Technology and customer experience are progressing in parallel. Companies will adopt digital platforms that make insurance easier and more convenient for customers. User-friendly apps, digital payment solutions and online portals will allow clients to access policies, file claims and receive support with just a few clicks. Intuitive and responsive user design reduces friction on these platforms, making insurance less of a hassle.

Surveys done by the National Association of Insurance Commissioners in 2022 and 2023 show that 88% of auto insurers, 70% of home insurers and 58% of life insurers are using AI. These numbers are only going to continue to grow.

Advanced AI, real-time data insights and predictive analytics are reshaping the way insurers connect with customers. These tools enable tailored coverage that meets unique policyholder needs while streamlining the entire process. Routine inquiries will be handled by AI-powered chatbots, offering quick resolutions without the frustration of delays. Even complex claims are simplified with guided, step-by-step support that eliminates stress for the customer.

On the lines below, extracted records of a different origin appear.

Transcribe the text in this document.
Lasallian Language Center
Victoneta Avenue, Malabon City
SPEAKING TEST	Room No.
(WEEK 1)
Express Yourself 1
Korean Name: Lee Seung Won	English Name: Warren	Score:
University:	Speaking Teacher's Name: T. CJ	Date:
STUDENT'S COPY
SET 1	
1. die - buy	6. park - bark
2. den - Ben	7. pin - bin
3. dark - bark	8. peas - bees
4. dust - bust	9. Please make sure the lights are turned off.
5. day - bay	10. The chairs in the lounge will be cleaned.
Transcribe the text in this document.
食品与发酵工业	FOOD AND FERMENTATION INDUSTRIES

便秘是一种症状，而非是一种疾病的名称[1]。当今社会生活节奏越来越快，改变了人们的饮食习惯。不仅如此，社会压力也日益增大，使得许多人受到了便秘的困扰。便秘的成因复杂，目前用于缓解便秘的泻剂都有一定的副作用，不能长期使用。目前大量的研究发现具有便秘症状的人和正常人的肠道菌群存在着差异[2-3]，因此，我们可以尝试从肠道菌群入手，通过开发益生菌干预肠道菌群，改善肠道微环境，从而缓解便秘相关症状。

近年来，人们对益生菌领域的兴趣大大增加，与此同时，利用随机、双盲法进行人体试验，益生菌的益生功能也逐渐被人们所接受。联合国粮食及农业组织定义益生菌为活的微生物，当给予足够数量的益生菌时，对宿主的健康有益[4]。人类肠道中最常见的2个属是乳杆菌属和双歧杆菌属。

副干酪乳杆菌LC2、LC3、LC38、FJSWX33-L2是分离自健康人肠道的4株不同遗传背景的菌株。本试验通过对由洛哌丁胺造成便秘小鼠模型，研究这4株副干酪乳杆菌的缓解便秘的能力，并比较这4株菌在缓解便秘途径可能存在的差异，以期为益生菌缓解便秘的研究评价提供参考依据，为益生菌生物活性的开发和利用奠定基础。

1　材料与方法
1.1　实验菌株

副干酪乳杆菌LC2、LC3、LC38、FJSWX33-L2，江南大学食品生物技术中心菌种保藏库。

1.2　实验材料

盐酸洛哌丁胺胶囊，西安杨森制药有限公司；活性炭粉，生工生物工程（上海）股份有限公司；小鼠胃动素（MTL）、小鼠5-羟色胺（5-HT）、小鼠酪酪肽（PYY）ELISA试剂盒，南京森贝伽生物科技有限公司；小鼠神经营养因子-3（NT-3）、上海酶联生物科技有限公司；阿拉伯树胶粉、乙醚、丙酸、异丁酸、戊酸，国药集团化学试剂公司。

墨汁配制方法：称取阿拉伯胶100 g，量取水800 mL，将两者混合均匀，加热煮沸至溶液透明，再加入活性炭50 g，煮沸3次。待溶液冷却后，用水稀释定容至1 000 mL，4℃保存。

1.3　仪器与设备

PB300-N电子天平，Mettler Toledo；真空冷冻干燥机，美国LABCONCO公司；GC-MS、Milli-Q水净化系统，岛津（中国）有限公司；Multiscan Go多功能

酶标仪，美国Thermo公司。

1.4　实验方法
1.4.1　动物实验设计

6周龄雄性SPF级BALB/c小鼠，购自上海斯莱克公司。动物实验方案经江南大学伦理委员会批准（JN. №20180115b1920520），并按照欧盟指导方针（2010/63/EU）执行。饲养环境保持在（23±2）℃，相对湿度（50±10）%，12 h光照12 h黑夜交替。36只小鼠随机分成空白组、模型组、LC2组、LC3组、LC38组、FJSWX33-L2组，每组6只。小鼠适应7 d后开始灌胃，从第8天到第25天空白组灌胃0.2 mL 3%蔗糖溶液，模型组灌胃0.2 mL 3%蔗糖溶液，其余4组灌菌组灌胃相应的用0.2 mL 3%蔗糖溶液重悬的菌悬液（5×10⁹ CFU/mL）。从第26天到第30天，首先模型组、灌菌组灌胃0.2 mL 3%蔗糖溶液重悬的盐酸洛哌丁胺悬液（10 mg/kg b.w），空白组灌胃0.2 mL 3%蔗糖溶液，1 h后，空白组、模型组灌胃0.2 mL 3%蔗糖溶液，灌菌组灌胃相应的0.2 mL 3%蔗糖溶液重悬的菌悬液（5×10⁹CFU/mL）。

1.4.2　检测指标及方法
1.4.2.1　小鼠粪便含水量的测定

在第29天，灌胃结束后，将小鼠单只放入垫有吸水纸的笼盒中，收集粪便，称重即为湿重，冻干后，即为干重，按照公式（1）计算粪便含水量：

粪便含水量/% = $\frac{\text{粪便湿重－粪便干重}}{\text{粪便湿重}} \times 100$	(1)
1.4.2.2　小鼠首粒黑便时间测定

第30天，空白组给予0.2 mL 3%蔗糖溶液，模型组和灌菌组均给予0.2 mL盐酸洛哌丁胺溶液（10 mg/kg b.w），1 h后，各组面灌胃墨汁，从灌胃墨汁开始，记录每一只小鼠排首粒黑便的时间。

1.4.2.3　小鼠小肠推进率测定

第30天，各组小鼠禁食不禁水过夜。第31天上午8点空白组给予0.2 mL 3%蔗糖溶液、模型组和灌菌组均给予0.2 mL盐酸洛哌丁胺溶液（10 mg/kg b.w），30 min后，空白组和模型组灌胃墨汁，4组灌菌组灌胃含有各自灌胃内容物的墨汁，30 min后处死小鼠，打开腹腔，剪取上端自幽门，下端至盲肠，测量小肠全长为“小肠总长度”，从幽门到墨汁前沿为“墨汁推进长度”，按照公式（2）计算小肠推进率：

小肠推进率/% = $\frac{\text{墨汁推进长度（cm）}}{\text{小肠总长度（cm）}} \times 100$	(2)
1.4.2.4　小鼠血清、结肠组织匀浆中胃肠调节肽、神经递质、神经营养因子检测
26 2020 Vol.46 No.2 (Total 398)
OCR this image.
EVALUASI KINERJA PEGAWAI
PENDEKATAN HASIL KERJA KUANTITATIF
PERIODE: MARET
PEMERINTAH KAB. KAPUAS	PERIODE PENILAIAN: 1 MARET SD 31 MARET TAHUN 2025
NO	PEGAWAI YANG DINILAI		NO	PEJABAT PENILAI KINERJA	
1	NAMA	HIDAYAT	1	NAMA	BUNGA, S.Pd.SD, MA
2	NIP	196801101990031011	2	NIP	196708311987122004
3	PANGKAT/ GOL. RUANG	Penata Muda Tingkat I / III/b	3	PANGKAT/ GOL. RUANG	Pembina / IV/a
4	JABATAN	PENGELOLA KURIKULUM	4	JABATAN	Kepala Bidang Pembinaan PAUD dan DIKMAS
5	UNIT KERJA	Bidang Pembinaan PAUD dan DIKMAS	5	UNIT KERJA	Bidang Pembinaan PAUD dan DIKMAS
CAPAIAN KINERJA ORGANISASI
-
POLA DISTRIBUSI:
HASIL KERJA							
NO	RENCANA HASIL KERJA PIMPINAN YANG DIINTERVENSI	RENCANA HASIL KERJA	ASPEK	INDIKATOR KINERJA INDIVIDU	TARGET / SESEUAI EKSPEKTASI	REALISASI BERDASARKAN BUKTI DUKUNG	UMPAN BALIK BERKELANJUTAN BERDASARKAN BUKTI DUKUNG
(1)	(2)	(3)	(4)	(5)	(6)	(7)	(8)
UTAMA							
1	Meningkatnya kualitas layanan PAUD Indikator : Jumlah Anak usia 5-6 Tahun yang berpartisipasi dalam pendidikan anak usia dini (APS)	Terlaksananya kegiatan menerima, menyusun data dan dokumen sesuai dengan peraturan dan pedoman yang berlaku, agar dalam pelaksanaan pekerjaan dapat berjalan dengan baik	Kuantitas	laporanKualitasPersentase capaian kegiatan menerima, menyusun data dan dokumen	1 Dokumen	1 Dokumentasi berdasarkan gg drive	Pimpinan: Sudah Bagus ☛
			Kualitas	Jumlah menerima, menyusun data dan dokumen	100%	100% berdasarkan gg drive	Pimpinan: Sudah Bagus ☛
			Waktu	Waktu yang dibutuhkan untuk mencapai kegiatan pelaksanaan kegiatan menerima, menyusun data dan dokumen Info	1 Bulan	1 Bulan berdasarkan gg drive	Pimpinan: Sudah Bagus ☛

By integrating these technologies, insurers aren't just making life easier—they're reducing risks, improving operating efficiency and delivering the kind of experience today's customers expect.

See also: How Cloud Tech Improves Customer Experiences

Rethinking Insurance Today

As 2025 unfolds, the insurance industry will make bold moves to rebuild trust, combat cyber threats and revolutionize customer experience. With these steps, insurers can demonstrate their readiness to adapt and thrive in a fast-moving world, remaining relevant and trusted by their customers.

The question isn't whether the industry will evolve—it already is. The real question is: How will insurers lead the charge?